De conformidad con el artículo 139.2 de la LJCA, se impone al recurrente el abono de las costas procesales causadas en esta alzada, si bien la sala, haciendo uso de la facultad que le otorga el art. 139.4 de la Ley Jurisdiccional, limita su importe, atendidas las circunstancias del caso, a la cantidad de 1.000 euros, únicamente en relación con los honorarios del letrado.

Fallo

Por todo lo expuesto, en nombre del Rey, por la autoridad que le confiere la Constitución, esta sala ha decidido desestimar el recurso de apelación interpuesto por la representación legal de D. Ernesto frente a la sentencia nº 355/2017, de fecha 14 de noviembre de 2017, que dimana de los autos del procedimiento ordinario número 97/2016, seguido ante el Juzgado de lo Contencioso-administrativo número 4 de Granada.

Se condena a la apelante al abono de las costas procesales generadas en esta instancia, con el límite indicado en el último fundamento de derecho.

Intégrese la presente sentencia en el libro de su clase, y una vez firme devuélvanse las actuaciones, con certificación de la misma, al Juzgado de procedencia, para su notificación y ejecución, interesándole acuse recibo.

Notifíquese la presente resolución a las partes, con las prevenciones del artículo 248.4 de la Ley Orgánica 6/1985, de 1 de julio, del Poder Judicial, haciéndoles saber que, contra la misma, cabe interponer recurso de casación ante el Tribunal Supremo, limitado exclusivamente a las cuestiones de derecho, siempre y cuando el recurso pretenda fundarse en la infracción de normas de Derecho estatal o de la Unión Europea que sea relevante y determinante del fallo impugnado, y hubieran sido invocadas oportunamente en el proceso o consideradas por la Sala sentenciadora. Para la admisión del recurso será necesario que la Sala de lo Contencioso-Administrativo del Tribunal Supremo estime que el recurso presenta interés casacional objetivo para la formación de jurisprudencia, de conformidad con los criterios expuestos en el art. 88.2 y 3 de la LJCA.

El recurso de casación se preparará ante la Sala de instancia en el plazo de treinta días, contados desde el siguiente al de la notificación de la resolución que se recurre, estando legitimados para ello quienes hayan sido parte en el proceso, o debieran haberlo sido, y seguirá el cauce procesal descrito por los arts. 89 y siguientes de la LJCA. En iguales términos y plazos podrá interponerse recurso de casación ante el Tribunal Superior de Justicia cuando el recurso se fundare en infracción de normas emanadas de la Comunidad Autónoma.
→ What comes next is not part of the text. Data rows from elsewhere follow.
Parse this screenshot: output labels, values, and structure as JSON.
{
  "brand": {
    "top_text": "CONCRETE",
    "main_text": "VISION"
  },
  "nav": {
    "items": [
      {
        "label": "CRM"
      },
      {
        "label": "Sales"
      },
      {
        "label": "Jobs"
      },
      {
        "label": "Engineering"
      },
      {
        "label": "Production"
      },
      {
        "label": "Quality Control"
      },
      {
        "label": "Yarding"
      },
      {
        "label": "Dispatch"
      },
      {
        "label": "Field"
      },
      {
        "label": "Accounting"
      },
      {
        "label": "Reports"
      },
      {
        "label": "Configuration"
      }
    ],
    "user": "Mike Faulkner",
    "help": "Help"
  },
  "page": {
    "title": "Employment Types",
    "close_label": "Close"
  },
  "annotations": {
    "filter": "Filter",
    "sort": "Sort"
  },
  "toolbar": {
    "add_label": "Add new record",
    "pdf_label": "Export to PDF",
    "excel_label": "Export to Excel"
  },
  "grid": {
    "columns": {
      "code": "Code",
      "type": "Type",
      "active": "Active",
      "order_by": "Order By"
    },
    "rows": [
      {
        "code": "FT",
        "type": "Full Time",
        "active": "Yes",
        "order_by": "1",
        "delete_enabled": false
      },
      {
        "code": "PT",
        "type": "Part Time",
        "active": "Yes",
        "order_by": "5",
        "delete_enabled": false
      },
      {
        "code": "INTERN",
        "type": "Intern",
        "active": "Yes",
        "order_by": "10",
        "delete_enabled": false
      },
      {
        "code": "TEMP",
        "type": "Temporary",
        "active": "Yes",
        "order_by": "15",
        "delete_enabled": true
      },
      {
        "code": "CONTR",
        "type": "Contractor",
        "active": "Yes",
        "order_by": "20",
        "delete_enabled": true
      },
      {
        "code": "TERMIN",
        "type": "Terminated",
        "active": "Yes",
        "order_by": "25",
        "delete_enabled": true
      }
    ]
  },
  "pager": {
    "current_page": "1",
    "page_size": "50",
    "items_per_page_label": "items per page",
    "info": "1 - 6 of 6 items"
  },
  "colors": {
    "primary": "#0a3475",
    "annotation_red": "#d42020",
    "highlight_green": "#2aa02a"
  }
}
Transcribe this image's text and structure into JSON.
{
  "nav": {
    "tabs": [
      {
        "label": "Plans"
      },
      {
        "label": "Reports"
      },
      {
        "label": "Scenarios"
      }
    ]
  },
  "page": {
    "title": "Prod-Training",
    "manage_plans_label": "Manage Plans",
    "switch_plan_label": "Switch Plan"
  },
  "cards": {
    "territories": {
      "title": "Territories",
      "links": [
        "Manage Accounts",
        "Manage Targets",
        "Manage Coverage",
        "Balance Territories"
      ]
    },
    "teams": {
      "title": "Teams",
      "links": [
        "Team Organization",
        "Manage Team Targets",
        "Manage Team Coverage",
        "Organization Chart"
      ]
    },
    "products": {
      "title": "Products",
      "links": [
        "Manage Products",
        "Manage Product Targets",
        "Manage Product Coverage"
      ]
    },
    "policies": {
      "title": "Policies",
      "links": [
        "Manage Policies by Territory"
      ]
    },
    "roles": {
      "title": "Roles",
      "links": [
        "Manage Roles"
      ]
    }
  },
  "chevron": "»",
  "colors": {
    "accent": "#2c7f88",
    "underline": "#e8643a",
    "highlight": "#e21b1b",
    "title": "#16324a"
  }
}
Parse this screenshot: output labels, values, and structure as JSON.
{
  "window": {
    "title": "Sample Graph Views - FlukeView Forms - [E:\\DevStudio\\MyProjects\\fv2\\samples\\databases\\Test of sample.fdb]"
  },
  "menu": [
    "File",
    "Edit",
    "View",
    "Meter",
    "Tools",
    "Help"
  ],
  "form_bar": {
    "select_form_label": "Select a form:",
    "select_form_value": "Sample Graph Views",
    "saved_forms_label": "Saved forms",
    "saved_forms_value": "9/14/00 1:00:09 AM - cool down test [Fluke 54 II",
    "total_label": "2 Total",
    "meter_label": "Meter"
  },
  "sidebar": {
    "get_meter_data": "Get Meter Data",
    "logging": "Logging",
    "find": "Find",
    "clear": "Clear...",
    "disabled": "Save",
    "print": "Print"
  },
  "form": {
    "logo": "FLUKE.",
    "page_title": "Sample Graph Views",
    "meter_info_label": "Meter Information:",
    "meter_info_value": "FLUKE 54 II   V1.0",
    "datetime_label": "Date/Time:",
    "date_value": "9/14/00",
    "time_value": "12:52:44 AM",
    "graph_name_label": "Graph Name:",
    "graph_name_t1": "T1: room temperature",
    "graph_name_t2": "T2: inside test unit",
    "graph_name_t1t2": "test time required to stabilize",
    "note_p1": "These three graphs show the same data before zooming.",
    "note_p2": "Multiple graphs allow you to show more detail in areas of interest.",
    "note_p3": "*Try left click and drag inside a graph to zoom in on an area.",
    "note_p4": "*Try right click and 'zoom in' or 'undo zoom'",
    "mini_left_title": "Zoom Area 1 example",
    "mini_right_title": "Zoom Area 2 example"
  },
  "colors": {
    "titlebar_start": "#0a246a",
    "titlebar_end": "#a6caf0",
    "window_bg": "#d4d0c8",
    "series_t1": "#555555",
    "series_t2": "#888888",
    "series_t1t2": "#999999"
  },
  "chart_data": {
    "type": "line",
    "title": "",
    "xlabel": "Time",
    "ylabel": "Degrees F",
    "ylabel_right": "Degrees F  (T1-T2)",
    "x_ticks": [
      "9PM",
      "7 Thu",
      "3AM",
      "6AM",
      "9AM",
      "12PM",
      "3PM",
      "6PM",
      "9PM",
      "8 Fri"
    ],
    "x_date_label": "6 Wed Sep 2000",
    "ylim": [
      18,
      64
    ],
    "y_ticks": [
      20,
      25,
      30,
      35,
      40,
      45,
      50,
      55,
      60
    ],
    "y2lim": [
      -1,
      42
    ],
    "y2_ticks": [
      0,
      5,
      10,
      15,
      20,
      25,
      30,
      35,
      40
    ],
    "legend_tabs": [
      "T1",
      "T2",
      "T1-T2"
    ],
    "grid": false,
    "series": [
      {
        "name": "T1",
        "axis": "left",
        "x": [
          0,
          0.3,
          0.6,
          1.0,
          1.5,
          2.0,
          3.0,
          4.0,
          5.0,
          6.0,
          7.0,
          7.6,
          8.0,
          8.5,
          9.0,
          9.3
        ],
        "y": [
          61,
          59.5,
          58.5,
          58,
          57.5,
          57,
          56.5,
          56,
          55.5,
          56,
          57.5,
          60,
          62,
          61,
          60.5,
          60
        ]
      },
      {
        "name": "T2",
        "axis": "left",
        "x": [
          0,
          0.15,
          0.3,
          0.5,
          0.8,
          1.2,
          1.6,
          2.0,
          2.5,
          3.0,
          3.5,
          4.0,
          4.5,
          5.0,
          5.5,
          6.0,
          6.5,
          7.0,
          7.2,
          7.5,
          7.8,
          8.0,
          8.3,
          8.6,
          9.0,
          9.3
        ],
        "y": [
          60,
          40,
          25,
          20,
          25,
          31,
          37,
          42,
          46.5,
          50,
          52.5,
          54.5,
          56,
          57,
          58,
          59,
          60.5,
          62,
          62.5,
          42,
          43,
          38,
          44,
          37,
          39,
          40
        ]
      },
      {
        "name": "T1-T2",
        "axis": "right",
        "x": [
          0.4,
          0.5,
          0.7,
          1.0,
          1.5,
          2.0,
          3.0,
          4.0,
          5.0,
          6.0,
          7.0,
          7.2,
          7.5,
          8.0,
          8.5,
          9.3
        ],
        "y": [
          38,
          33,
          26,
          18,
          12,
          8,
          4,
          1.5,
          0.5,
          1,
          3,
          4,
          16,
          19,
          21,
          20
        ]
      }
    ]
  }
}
El recurso de casación deberá acompañar la copia del resguardo del ingreso en la Cuenta de Consignaciones núm.: 1749000024008818, del depósito para recurrir por cuantía de 50 euros, de conformidad a lo dispuesto en la D.A. 15ª de la Ley Orgánica 1/2009, de 3 de noviembre, salvo concurrencia de los supuestos de exclusión previstos en el apartado 5º de la Disposición Adicional Decimoquinta de dicha norma o beneficiarios de asistencia jurídica gratuita.

En caso de pago por transferencia se emitirá la misma a la cuenta bancaria de 20 dígitos: IBAN ES5500493569920005001274.

Así por esta nuestra sentencia, definitivamente juzgando, lo pronunciamos, mandamos y firmamos.